Der 60-Jährige hat den Betriebsübergang sorgsam vorbereitet. Die Schleuniger-Gruppe, die mittlerweile Teil des Komax-Konzerns ist, gilt als kompetenter Spezialist. Nachfolger Andreas Kriegler ist Maschinenbauingenieur und führte schon mehrere mittelständische Unternehmen. Er war zuletzt bei Schleuniger in leitender Vertriebsposition tätig. Die Übergabe der Geschäftsführung erfolgte fließend.
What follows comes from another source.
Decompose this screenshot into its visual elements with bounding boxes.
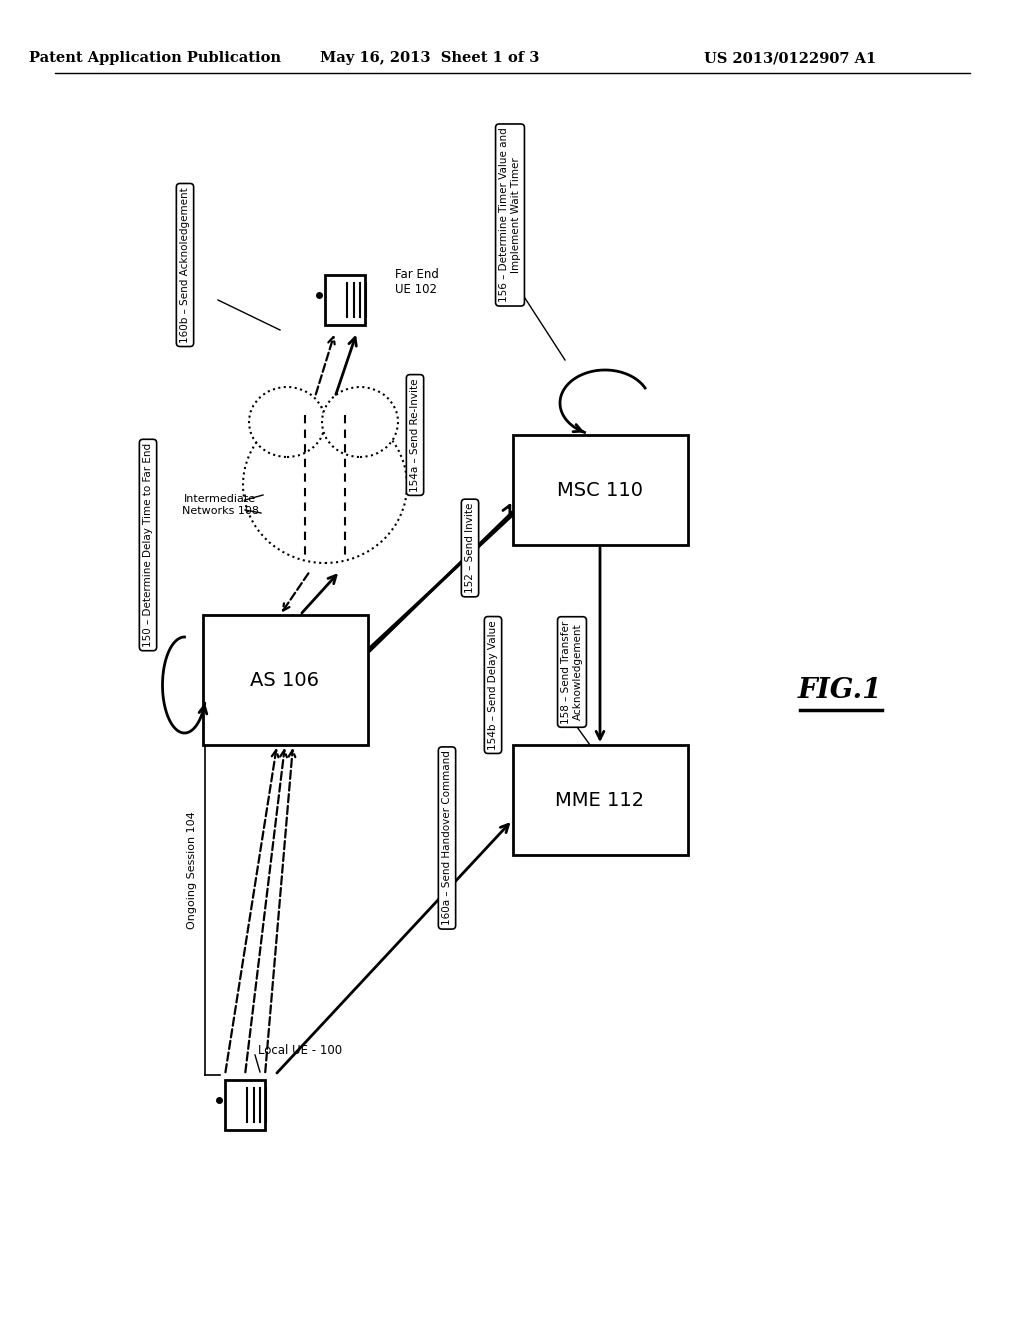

Die Adaptronic-Marke werde künftig weltweit noch stärker präsent sein. Der global aufgestellte Komax-Konzern wolle das Geschäft der Adaptronic „substanziell und zügig“ weiter internationalisieren. „Die Alleinstellungsmerkmale in der Hochspannungsprüfung bei der E-Mobilität sollen deutlich stärker in die Welt getragen werden“, blickt Kriegler in die Zukunft. Ziel sei es, in diesem Wachstumsfeld möglichst große Marktanteile zu erlangen.

Internationalisierung

Dafür sollen Struktur, Organisation und Prozesse so aufgestellt werden, dass die nächsten Wachstumsstufen gut zu bewältigen sind. Binnen fünf Jahren will die Komax-Gruppe laut Kriegler „deutlich über eine Milliarde Schweizer Franken Umsatz erzielen“. Momentan sind es rund 750 Millionen Franken. Ein „realistisches Szenario“ für die Adaptronic sei es, ihr Geschäft bis 2028 nahezu zu verdoppeln.

Die Komax-Gruppe böte auf den künftigen Wachstumsmärkten in Nord- und Mittelamerika und in Asien auch die Möglichkeit, in Wertheim produzierte Kernbaugruppen in den Zielmärkten nahe am Kunden zusammenzubauen.

Eine 100-prozentige Wertschöpfung in der Main-Tauber-Stadt gestalte sich unter anderem wegen des Fachkräftemangels schwierig. Potenzielle Kunden benötigten Lösungen, die schnell geliefert werden können.